La porte claque derrière lui. Il s'est déplacé comme une ombre, malgré la marée de déchets jonchant le sol. Ca doit être ça, un ancien des forces spéciales.

- « J'ai les enregistrements. » Dit-il au couloir vide, la clé USB enfoncée dans la tempe.

Et surtout...

- « Je te les envoie ?
- Non. Rentre au QG, tu me les donneras en main propre. Analyse-les sur le chemin. » Répond son module de transmission intra-auriculaire, tandis qu'il retire le périphérique, le cache se refermant dans une parfaite simulation de texture dermique.

… Un inquisiteur.

- « Reçu, je te préviens si je trouve quelque chose de louche. » Acquiesce t-il, son interface de réalité augmentée lançant la lecture des vidéos dans le coin supérieur gauche de son champ de vision, les yeux bioniques cachées par d'épais verres fumés, le crâne rasé, et un imposant bouc lui donnant un air de flic biker, encore renforcé par son épais blouson de motard, cachant des plaques de céramiques kiné-réactives, modifiant leur structure afin de protéger des chocs, des contusions, et même des balles.



Assis sur une chaise de bureau crissant sous le poids des âges -et de sa propre stature-, le regard froid rivé sur les dossiers ouverts, les rapports, sur le moniteur rejouant en boucle la même scène, et ce depuis une bonne demie-heure, une rengaine obsessionnelle et presque folle, une séquence de 4 secondes analysée, re-analysée, décortiquée, éventrée, disséquée par un oeil perçant et glacial, une masse monolithique et imperturbable, enveloppée dans un large manteau de cuir, le visage dissimulé par un épais masque de fer sombre, lui donnant des allures d'impitoyable croisé... Ou de meurtrier en série.
Le bureau est un vestige de champ de bataille, un chaos ordonné et prolifique où se cotoîent crayons, papiers, surligneurs et supports de données externes, post-its, adresses, numéros de téléphones, notes et observations, rappels, et comptes-rendus de comptes-rendus, simplifiant la simplification de rapports de plus de 40 pages, un condensé de savoir pur, un enchevêtrement de mots tous plus barbares les uns que les autres, termes scientifiques, juridiques, légaux... Un dictionnaire sans définitions.
Son gant se pose sur un dossier, qu'il referme et met de côté, pour en ouvrir un autre.
Des noms, des composés chimiques, des témoignages, des analyses médico-légales... Toutes datées.

- « Agent, » Lance t-il à son micro, index posé sur l'interrupteur. « Le médecin légiste vous a fourni son compte-rendu ? »

- « Ou-oui, monsieur ! Je vous l'amène tout de suite, monsieur ! » Bafouille le garde, la seule voix de l'homme suffisant à faire perler la sueur sur son front.

La connexion est coupée, et, au bout du couloir, une porte claque.
Des pas hâtifs retentissent dans le corridor... L'homme toque et entre, un porte-documents à la main.
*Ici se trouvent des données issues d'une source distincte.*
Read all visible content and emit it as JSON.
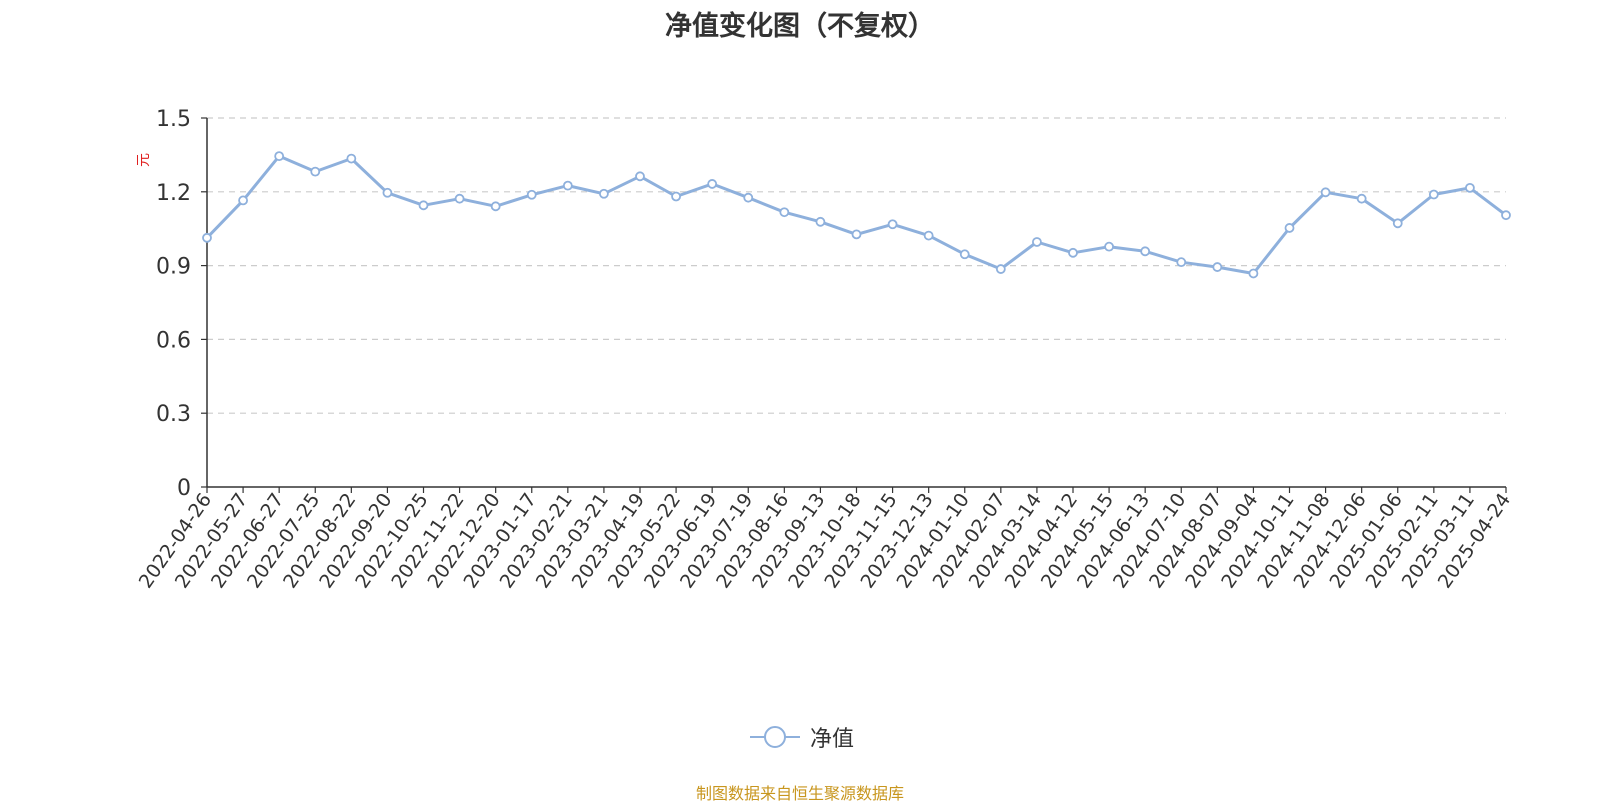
{
  "chart_data": {
    "type": "line",
    "title": "净值变化图（不复权）",
    "ylabel": "元",
    "ylim": [
      0,
      1.5
    ],
    "yticks": [
      "0",
      "0.3",
      "0.6",
      "0.9",
      "1.2",
      "1.5"
    ],
    "ytick_values": [
      0,
      0.3,
      0.6,
      0.9,
      1.2,
      1.5
    ],
    "grid": "horizontal dashed",
    "legend_position": "bottom-center",
    "categories": [
      "2022-04-26",
      "2022-05-27",
      "2022-06-27",
      "2022-07-25",
      "2022-08-22",
      "2022-09-20",
      "2022-10-25",
      "2022-11-22",
      "2022-12-20",
      "2023-01-17",
      "2023-02-21",
      "2023-03-21",
      "2023-04-19",
      "2023-05-22",
      "2023-06-19",
      "2023-07-19",
      "2023-08-16",
      "2023-09-13",
      "2023-10-18",
      "2023-11-15",
      "2023-12-13",
      "2024-01-10",
      "2024-02-07",
      "2024-03-14",
      "2024-04-12",
      "2024-05-15",
      "2024-06-13",
      "2024-07-10",
      "2024-08-07",
      "2024-09-04",
      "2024-10-11",
      "2024-11-08",
      "2024-12-06",
      "2025-01-06",
      "2025-02-11",
      "2025-03-11",
      "2025-04-24"
    ],
    "series": [
      {
        "name": "净值",
        "color": "#8eb0dc",
        "values": [
          1.013,
          1.165,
          1.345,
          1.282,
          1.335,
          1.196,
          1.145,
          1.172,
          1.141,
          1.188,
          1.225,
          1.192,
          1.263,
          1.181,
          1.232,
          1.176,
          1.117,
          1.078,
          1.027,
          1.068,
          1.022,
          0.946,
          0.886,
          0.996,
          0.952,
          0.977,
          0.958,
          0.914,
          0.894,
          0.868,
          1.053,
          1.198,
          1.172,
          1.072,
          1.189,
          1.216,
          1.105
        ]
      }
    ]
  },
  "source_note": "制图数据来自恒生聚源数据库"
}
Tête baissée, terrifié, il avance d'un pas timide, prudent, le regard braqué sur le sol.

- « V-voilà le rapport. » Bredouille t-il en lui tendant la pochette, dont il se saisit sans lui accorder le moindre regard.

- « Autre chose ? » Demande le bleu, avec un sourire gêné.

L'inquisiteur pose le porte-documents sur son bureau et se fige.
Un silence glacé s'abbat sur le bureau, une vague de froid insoutenable envahit le corps du garde, son supérieur relevant lentement la tête. Ce n'est pas un titan, ni même un colosse, c'est une statue immuable, à dimension humaine, une sculpture de métal et de cuir, une machine monstrueuse oubliée et endormie, et il l'a réveillée. Le terrible et invincible gardien plonge un regard d'acier, comme le givre, dans ses pupilles dilatées par la peur. Le cœur battant la chamade, il avale difficilement sa salive, frisonnant plus qu'en plein blizzard.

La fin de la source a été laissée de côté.